Lung Function and Health Status in Individuals with Severe Alpha-1-Antitrypsin Deficiency at the Age of 42

Background: Severe hereditary alpha-1-antitrypsin deficiency (AATD) is a known risk factor for the early development of pulmonary emphysema and COPD, especially in smo-kers. By the Swedish national screening programme carried out from 1972 to 1974, a cohort of individuals with severe (PiZZ) AATD was identified and has been followed up regularly. The aim of this study was to investigate health status, quality of life and lung function in this cohort at the age of 42 years compared with an age-matched control group randomly selected from the population registry.

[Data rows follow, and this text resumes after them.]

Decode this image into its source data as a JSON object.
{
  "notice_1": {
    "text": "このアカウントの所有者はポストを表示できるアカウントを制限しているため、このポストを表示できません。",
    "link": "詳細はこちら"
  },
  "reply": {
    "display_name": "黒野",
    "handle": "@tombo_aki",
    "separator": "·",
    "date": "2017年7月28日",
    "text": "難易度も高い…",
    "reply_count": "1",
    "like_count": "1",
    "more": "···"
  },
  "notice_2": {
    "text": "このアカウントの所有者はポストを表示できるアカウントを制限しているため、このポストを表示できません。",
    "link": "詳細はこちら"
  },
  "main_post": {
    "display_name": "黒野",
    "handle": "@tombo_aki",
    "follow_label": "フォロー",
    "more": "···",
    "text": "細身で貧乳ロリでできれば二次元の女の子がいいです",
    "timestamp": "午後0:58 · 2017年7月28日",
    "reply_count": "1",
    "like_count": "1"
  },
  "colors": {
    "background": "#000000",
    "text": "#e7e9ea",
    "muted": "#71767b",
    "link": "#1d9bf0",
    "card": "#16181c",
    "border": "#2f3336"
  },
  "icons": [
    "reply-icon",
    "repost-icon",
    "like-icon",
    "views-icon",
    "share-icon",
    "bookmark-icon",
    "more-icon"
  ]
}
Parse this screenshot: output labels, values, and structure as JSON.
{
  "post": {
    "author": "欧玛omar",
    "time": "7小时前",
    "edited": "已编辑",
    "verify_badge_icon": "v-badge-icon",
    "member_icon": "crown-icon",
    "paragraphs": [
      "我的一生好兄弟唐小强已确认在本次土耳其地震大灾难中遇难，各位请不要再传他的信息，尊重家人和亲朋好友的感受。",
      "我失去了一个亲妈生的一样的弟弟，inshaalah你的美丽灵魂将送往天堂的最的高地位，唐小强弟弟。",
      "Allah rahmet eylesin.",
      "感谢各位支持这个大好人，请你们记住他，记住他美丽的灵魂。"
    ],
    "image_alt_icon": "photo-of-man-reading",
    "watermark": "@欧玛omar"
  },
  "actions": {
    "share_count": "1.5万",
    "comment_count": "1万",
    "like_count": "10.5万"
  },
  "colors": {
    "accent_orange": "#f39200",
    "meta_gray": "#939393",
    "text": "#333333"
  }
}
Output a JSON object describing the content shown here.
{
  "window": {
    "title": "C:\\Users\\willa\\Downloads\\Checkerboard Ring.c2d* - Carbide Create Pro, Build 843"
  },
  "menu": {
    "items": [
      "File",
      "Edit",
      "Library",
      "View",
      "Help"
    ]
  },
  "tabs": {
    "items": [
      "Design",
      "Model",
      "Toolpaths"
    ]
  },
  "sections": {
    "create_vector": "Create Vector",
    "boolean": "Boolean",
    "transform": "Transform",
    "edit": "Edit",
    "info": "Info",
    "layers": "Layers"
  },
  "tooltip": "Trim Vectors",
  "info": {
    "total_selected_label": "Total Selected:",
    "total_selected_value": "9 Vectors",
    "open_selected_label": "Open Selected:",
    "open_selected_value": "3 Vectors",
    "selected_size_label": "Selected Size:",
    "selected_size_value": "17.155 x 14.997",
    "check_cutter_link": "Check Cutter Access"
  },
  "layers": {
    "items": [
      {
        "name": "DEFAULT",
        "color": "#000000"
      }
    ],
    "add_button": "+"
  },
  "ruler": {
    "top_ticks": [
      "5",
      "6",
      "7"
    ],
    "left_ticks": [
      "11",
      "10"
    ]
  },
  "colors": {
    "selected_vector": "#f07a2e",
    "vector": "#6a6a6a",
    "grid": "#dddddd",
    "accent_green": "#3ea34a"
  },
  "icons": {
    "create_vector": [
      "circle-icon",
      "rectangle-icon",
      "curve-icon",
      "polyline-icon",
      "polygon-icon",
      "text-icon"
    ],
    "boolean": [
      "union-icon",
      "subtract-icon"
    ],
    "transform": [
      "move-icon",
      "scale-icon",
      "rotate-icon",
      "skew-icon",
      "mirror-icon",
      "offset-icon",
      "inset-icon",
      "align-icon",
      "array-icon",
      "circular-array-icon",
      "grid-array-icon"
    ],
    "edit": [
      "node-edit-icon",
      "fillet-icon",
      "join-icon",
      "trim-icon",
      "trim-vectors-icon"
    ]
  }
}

Methods: All study participants answered a questionnaire on smoking habits, symptoms, occupation, exposure to airway irritants and quality of life using Saint George’s Respiratory Questionnaire (SGRQ). They underwent complete pulmonary function tests (PFT) and forced oscillation technique (FOT) for the measurement of airway resistance and reactance. Blood samples were taken for allergies and IgG-subclasses as an indicator of increased risk of airway infections. Results: The residual volume (RV), total lung capacity (TLC) and RV/TLC ratio were significantly higher in the PiZZ ever-smokers compared to the PiMM ever-smokers and PiZZ never-smokers (p < 0.05). The resistance in the upper, small and total airways was significantly lower in PiZZ subjects compared to PiMM subjects (p < 0.05). A greater propor-tion of PiZZ never-smokers had an FEV₁ /VC ratio <0.7 than PiMM never-smokers (p = 0.043). PiZZ subjects with occupational exposure to airway irritants showed a significantly lower FEV₁, VC and higher RV/TLC ratio than PiMM individuals with exposure (p < 0.05). Conclusion: At the age of 42, ever-smoking PiZZ individuals have signs of COPD, and also PiZZ never-smokers have early, physiological signs of emphysema.